Lien entre VBG et grossesses non désirées en milieu scolaire

Les grossesses non désirées en milieu scolaire sont en grande partie les effets des violences basées sur le genre. Prises dans les filets des besoins financiers et la recherche des points, les jeunes filles sont dans la plupart des cas victimes des grossesses non désirées.

En marge de la 4e édition du forum des femmes en action tenue du 8 au 9 décembre à Kayanza par Search for Common Ground Burundi, s’est tenu un panel sous le thème : « Tous ensemble contre les violences faites aux femmes et filles ». Différents intervenants ont convergé sur le fait que les grossesses non désirées en milieu scolaire sont des VBG.

Kayanza est l’une des provinces qui enregistrent un nombre de cas de grossesses non désirées en milieu scolaire. 101 cas ont été enregistrés au cours de l’année scolaire 2020-2021. Ils étaient à 136 pour 2019-2020 et 118 pour 2018-2019, selon le rapport du ministère de l’Education. Les filles du fondamentale sont plus touchées que celles du post-fondamentale. Elles étaient 32 en 2020, 22 en 2019 et 15 en 2018.

Justine Komezadusabe, conseillère administrative et économique du gouverneur de Kayanza, explique que la raison principale est la pauvreté dans les familles. Il y a également la recherche des points. Georgette Ndayishimiye, présidente du Centre de Développement Familial et Communautaire (CDFC) Ngozi, ajoute le vagabondage sexuel des jeunes filles. Les auteurs de ces grossesses sont souvent des motards, des enseignants et des élèves.

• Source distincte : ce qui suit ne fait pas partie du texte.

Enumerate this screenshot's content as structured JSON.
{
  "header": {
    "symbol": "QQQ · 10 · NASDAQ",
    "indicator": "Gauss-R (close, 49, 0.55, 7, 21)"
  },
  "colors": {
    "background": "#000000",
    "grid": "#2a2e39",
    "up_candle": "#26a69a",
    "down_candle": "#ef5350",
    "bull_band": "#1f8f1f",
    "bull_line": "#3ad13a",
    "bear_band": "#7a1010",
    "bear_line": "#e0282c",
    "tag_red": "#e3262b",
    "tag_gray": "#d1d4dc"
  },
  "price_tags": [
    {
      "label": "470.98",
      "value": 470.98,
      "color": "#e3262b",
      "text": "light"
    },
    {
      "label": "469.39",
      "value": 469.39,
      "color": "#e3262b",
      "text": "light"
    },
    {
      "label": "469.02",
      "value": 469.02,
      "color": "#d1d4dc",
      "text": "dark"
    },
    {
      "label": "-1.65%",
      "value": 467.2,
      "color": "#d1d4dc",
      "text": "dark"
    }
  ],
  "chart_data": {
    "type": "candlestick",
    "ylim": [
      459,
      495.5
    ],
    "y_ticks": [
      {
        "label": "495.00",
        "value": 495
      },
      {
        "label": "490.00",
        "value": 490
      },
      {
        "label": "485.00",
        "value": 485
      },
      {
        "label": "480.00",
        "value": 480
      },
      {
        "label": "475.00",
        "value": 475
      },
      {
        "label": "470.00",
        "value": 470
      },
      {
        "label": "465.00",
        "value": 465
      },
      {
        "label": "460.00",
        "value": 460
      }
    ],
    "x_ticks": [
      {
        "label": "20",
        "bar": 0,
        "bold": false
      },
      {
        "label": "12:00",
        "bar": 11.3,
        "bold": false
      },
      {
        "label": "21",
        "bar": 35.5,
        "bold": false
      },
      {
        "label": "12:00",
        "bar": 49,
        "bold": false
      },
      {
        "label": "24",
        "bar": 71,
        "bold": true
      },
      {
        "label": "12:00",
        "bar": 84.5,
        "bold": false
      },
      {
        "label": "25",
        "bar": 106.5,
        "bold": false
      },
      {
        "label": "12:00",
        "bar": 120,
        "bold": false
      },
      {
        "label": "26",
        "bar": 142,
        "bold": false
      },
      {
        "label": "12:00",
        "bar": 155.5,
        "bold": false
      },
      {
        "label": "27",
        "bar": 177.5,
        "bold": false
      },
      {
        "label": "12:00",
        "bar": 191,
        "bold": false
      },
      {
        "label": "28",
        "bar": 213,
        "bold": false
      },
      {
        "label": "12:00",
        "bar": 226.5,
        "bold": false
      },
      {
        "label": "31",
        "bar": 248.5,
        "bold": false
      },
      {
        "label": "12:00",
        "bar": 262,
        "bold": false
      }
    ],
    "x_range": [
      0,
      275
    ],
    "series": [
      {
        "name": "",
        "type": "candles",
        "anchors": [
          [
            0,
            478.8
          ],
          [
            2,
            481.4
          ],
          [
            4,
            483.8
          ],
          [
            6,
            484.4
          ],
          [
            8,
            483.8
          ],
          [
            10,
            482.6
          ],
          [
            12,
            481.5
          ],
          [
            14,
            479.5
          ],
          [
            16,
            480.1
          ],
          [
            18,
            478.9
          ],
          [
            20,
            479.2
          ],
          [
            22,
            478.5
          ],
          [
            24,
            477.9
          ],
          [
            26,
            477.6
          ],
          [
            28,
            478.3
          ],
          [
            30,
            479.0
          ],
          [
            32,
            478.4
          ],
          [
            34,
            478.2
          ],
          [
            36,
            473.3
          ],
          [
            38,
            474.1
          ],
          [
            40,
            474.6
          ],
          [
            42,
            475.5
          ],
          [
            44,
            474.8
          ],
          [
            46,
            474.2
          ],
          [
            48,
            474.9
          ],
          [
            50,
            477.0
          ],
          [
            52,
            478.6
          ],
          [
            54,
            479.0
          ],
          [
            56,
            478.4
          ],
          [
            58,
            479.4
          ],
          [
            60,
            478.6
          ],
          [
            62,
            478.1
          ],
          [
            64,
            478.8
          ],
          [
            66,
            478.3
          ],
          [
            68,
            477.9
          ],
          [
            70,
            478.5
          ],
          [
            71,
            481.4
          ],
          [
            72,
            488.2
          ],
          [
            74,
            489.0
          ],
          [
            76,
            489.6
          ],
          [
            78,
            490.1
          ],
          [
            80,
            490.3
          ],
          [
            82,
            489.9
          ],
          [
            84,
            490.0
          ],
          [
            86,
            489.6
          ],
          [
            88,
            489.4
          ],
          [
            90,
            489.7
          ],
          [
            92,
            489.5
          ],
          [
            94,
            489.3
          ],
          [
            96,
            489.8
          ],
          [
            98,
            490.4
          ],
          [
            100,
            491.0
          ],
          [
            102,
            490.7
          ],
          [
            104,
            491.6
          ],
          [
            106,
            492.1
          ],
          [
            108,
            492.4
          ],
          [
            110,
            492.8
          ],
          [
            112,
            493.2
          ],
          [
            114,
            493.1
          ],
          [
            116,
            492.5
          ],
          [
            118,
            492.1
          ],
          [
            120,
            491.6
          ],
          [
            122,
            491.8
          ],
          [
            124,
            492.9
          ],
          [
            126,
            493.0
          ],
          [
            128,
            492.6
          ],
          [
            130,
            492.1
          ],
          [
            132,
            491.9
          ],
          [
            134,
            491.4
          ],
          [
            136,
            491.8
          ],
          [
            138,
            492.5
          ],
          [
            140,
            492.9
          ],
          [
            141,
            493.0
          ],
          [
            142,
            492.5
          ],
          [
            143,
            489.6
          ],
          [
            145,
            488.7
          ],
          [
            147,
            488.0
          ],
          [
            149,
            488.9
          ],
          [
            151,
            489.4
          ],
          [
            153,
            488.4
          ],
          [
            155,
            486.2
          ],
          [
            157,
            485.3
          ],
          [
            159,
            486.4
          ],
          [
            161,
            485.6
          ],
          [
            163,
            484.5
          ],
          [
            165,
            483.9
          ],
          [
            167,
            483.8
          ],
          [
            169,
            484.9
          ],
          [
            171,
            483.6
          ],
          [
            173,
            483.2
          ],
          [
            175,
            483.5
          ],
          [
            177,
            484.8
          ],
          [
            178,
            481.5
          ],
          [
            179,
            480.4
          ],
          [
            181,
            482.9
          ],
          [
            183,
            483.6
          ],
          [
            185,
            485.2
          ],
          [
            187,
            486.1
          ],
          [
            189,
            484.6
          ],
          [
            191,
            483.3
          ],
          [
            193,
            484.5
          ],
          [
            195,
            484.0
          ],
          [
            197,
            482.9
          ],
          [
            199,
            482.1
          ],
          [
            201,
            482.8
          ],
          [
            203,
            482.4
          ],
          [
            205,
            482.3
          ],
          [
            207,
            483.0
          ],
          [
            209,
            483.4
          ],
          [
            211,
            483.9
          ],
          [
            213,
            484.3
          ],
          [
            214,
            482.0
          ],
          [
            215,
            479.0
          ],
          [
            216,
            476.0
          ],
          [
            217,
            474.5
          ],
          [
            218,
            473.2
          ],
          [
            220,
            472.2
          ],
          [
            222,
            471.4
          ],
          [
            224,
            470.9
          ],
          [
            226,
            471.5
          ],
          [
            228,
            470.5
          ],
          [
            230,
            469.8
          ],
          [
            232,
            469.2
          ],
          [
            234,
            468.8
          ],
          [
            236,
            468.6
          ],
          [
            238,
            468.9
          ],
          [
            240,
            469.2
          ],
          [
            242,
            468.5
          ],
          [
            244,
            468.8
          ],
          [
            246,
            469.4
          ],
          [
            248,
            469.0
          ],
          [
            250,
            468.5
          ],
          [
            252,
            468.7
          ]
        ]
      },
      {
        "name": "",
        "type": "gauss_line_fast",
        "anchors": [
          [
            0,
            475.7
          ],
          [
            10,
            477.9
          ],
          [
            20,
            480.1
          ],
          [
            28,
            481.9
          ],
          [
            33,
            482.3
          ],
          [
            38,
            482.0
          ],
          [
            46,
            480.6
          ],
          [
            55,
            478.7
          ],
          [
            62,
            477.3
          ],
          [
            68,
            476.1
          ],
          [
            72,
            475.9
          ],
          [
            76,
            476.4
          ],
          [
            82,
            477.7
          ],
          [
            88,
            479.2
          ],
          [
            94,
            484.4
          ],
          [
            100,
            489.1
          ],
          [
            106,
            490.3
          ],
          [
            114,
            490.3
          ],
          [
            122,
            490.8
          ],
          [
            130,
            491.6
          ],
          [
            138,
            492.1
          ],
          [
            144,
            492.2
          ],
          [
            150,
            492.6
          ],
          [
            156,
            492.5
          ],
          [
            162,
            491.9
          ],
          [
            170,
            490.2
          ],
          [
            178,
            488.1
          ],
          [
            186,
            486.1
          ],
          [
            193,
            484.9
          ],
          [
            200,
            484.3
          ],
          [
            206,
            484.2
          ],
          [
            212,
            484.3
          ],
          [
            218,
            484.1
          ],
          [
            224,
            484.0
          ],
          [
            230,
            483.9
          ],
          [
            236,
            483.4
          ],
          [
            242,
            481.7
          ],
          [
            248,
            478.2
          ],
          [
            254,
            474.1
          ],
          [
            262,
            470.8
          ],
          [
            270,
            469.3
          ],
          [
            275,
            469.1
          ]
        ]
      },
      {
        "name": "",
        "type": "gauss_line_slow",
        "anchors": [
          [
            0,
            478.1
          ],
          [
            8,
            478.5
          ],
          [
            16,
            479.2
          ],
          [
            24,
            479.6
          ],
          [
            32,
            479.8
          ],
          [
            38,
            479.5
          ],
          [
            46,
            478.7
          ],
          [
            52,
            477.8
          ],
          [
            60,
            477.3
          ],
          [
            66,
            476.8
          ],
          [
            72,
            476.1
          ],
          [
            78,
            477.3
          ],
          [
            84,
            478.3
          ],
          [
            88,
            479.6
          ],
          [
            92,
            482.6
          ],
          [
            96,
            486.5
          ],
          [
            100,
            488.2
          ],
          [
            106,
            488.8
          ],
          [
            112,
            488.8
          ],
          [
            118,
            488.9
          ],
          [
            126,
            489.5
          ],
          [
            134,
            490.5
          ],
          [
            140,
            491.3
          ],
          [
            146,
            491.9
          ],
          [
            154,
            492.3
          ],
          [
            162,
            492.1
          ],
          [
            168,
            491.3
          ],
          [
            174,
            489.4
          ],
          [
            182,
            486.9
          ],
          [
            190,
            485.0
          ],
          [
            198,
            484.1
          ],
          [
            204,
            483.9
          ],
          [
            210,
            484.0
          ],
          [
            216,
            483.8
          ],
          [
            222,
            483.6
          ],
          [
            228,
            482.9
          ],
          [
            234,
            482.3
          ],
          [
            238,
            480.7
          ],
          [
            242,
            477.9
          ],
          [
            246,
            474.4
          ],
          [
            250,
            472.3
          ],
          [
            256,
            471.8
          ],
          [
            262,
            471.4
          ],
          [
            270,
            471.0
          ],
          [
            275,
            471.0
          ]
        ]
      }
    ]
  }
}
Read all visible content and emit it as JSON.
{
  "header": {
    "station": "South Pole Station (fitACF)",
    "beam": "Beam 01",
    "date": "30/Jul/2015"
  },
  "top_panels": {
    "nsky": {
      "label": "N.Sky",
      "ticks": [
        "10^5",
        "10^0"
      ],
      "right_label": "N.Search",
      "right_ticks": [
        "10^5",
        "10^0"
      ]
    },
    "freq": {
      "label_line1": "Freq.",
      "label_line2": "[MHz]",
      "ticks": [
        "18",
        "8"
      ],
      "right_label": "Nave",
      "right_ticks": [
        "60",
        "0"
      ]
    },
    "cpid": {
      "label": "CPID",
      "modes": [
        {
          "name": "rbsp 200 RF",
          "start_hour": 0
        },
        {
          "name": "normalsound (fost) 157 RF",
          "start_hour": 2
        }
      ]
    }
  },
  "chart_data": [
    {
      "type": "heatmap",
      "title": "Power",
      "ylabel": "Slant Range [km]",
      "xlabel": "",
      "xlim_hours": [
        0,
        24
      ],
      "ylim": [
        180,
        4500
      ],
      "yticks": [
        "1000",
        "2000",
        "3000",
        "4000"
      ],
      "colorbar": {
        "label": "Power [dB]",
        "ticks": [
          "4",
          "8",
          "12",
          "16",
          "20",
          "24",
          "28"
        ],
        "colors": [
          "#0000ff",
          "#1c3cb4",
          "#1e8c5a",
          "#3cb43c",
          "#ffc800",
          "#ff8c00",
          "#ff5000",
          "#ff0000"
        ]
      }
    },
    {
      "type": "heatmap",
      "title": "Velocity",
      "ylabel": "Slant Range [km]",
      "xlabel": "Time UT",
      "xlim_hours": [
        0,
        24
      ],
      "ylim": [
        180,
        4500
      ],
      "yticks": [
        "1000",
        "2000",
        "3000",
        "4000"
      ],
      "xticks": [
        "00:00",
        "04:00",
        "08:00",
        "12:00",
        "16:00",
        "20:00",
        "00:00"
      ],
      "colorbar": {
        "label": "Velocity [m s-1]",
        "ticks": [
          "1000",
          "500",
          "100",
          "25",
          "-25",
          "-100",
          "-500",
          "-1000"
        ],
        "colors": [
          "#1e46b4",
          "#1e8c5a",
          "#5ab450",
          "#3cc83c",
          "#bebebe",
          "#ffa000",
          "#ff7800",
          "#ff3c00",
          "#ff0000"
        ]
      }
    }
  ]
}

L’absence de dialogue parents-enfants sur la vie sexuelle est une autre cause des grossesses non désirées, selon Dr Alida Manariyo, présidente du forum des femmes dans la province Gitega et directrice du Centre Humura de Gitega.

Les conséquences de ces violences sont diverses, notamment l’abandon scolaire. Victime d’une grossesse non désirée à 14 ans et étant en 8e année du fondamental, A.B. de Kayanza a abandonné l’école. Orpheline et habitant chez sa grande sœur, elle vit actuellement sous pression familiale. Sa famille ne l’a pas soutenu et a voulu la chasser de la maison.

La précarité à l’origine des grossesses non désirées en milieu scolaire

Yolande Nintunze de l’Association des Femmes Journalistes (AFJO) affirme que les grossesses non désirées en milieu scolaire ont des liens avec les violences faites aux filles. Elles sont victimes de viol ou de manipulation par des cadeaux, suite surtout à l’état de précarité économique de leur famille. « Les hommes leur promettent de leur offrir ce dont elles ont besoin en échange du sexe. Cela est considéré comme une violence car elles n’ont pas le choix. Elles vont donc décider d’avoir des rapports sexuels », a ajouté Dr Alida Manariyo.

Pour Georgette Ndayishimiye, une fille qui est sur le  banc de l’école reste une mineure, quel que soit son âge. « Si elles ont des échecs dans un cours quelconque, les enseignants les forcent de coucher avec eux pour bénéficier d’une délibération », explique-t-elle tout en soulignant qu’il s’agit d’une violence faite à l’encontre de ces jeunes filles.

Pour Dr Manariyo, l’éducation parentale est la base. En l’absence du dialogue parents-enfants, les filles sont faciles à influencer. Les parents devraient engager des dialogues sur la sexualité avec leurs enfants. Il est important de les sensibiliser sur les conséquences qui en découlent. Et les centres de santé doivent être renforcés à cet effet.